Kalau dilihat semata-mata dari jumlah yang hadir,*"120 orang"*, tampaknya suatu jumlah yang "kecil". Namun, di Belanda, umumnya pertemuan-pertemuan yang bermuatan politik seperti Peristiwa 1965, j a r a n g jang yang berhasil menarik hadirin sampai jumlah lebih dari seratus orang.
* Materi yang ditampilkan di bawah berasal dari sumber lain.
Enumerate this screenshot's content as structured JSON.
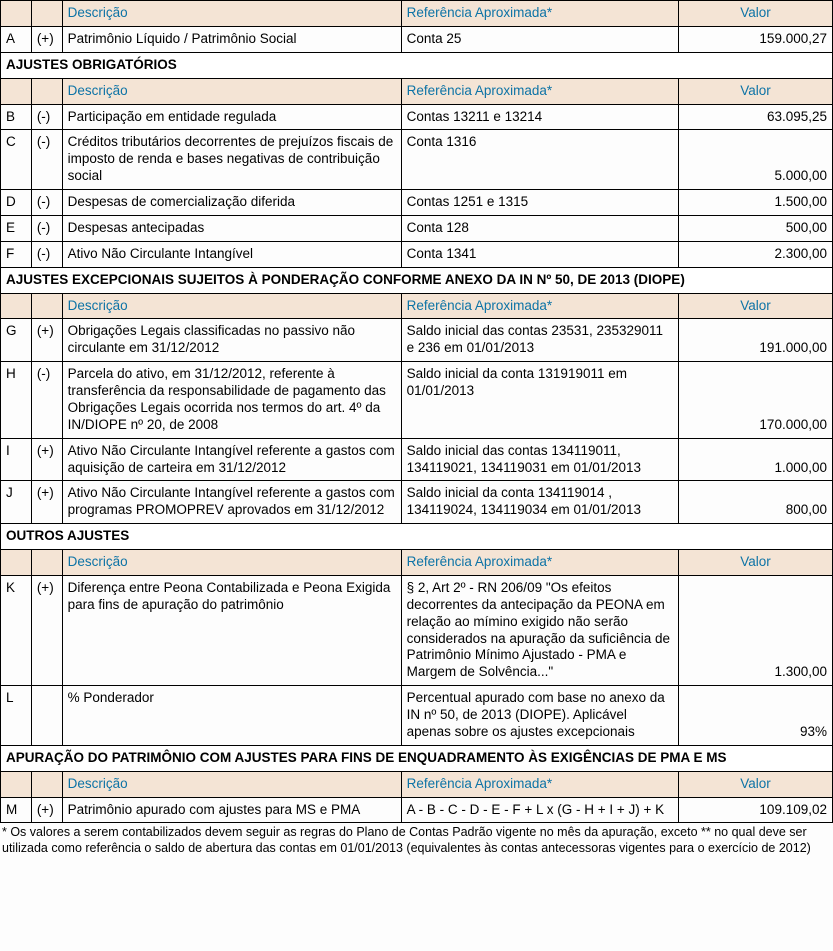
{
  "headers": {
    "descricao": "Descrição",
    "referencia": "Referência Aproximada*",
    "valor": "Valor"
  },
  "sections": {
    "s1": "AJUSTES OBRIGATÓRIOS",
    "s2": "AJUSTES EXCEPCIONAIS SUJEITOS À PONDERAÇÃO CONFORME ANEXO DA  IN Nº 50, DE 2013 (DIOPE)",
    "s3": "OUTROS AJUSTES",
    "s4": "APURAÇÃO DO PATRIMÔNIO COM AJUSTES PARA FINS DE ENQUADRAMENTO ÀS EXIGÊNCIAS DE PMA E MS"
  },
  "rows": {
    "A": {
      "letter": "A",
      "sign": "(+)",
      "desc": "Patrimônio Líquido / Patrimônio Social",
      "ref": "Conta 25",
      "val": "159.000,27"
    },
    "B": {
      "letter": "B",
      "sign": "(-)",
      "desc": "Participação em entidade regulada",
      "ref": "Contas 13211 e 13214",
      "val": "63.095,25"
    },
    "C": {
      "letter": "C",
      "sign": "(-)",
      "desc": "Créditos tributários decorrentes de prejuízos fiscais de imposto de renda e bases negativas de contribuição social",
      "ref": "Conta 1316",
      "val": "5.000,00"
    },
    "D": {
      "letter": "D",
      "sign": "(-)",
      "desc": "Despesas de comercialização diferida",
      "ref": "Contas 1251 e 1315",
      "val": "1.500,00"
    },
    "E": {
      "letter": "E",
      "sign": "(-)",
      "desc": "Despesas antecipadas",
      "ref": "Conta 128",
      "val": "500,00"
    },
    "F": {
      "letter": "F",
      "sign": "(-)",
      "desc": "Ativo Não Circulante Intangível",
      "ref": "Conta 1341",
      "val": "2.300,00"
    },
    "G": {
      "letter": "G",
      "sign": "(+)",
      "desc": "Obrigações Legais classificadas no passivo não circulante em 31/12/2012",
      "ref": "Saldo inicial das contas 23531, 235329011 e 236 em 01/01/2013",
      "val": "191.000,00"
    },
    "H": {
      "letter": "H",
      "sign": "(-)",
      "desc": "Parcela do ativo, em 31/12/2012, referente à transferência da responsabilidade de pagamento das Obrigações Legais ocorrida nos termos do art. 4º da IN/DIOPE nº 20, de 2008",
      "ref": "Saldo inicial da conta 131919011 em 01/01/2013",
      "val": "170.000,00"
    },
    "I": {
      "letter": "I",
      "sign": "(+)",
      "desc": "Ativo Não Circulante Intangível referente a gastos com aquisição de carteira em 31/12/2012",
      "ref": "Saldo inicial das contas 134119011, 134119021, 134119031 em 01/01/2013",
      "val": "1.000,00"
    },
    "J": {
      "letter": "J",
      "sign": "(+)",
      "desc": "Ativo Não Circulante Intangível referente a gastos com programas PROMOPREV aprovados em 31/12/2012",
      "ref": "Saldo inicial da conta 134119014 , 134119024, 134119034 em 01/01/2013",
      "val": "800,00"
    },
    "K": {
      "letter": "K",
      "sign": "(+)",
      "desc": "Diferença entre Peona Contabilizada e Peona Exigida para fins de apuração do patrimônio",
      "ref": "§ 2, Art 2º - RN 206/09 \"Os efeitos decorrentes da antecipação da PEONA em relação ao mímino exigido não serão considerados na apuração da suficiência de Patrimônio Mínimo Ajustado - PMA e Margem de Solvência...\"",
      "val": "1.300,00"
    },
    "L": {
      "letter": "L",
      "sign": "",
      "desc": "% Ponderador",
      "ref": "Percentual apurado com base no anexo da IN nº 50, de 2013 (DIOPE). Aplicável apenas sobre os ajustes excepcionais",
      "val": "93%"
    },
    "M": {
      "letter": "M",
      "sign": "(+)",
      "desc": "Patrimônio apurado com ajustes para MS e PMA",
      "ref": "A - B - C - D - E - F + L x (G - H + I + J) + K",
      "val": "109.109,02"
    }
  },
  "footnote": "* Os valores a serem contabilizados devem seguir as regras do Plano de Contas Padrão vigente no mês da apuração, exceto ** no qual deve ser utilizada como referência o saldo de abertura das contas em 01/01/2013 (equivalentes às contas antecessoras vigentes para o exercício de 2012)",
  "colors": {
    "header_bg": "#f4e4d5",
    "header_text": "#0d73a6",
    "border": "#000000"
  }
}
Lagipula, yang hadir itu adalah orang-orang Indonesia, baik yang korban maupun yang bukan korban pelanggaran HAM terbesar dalam sejarah Indonesia, semasa rezim Orba. Kali ini pertemuan memperingati Peristiwa 1965, berlangsung dengan ikutsertanya teman-teman dari *Yayasan Nusantara* yang telah dengan aktif ambil bagian dalam pameran foto-foto Bung Karno semasa perjuangan kemerdekaan nasional dll.


*Sarmaji dan kawan-kawan dari Perhimpunan Dokumentasi Indonesia (PERDOI)*, tidak ketinggalan dengan pameran lebih seratus buku-buku sekitar Perisitiwa 1965, termasuk bahan-bahan (termasuk yang rahasia) sekitar kegiatan KOMNASHAM mengenai Pelanggaran Ham Berat dalam Peristiwa 1965.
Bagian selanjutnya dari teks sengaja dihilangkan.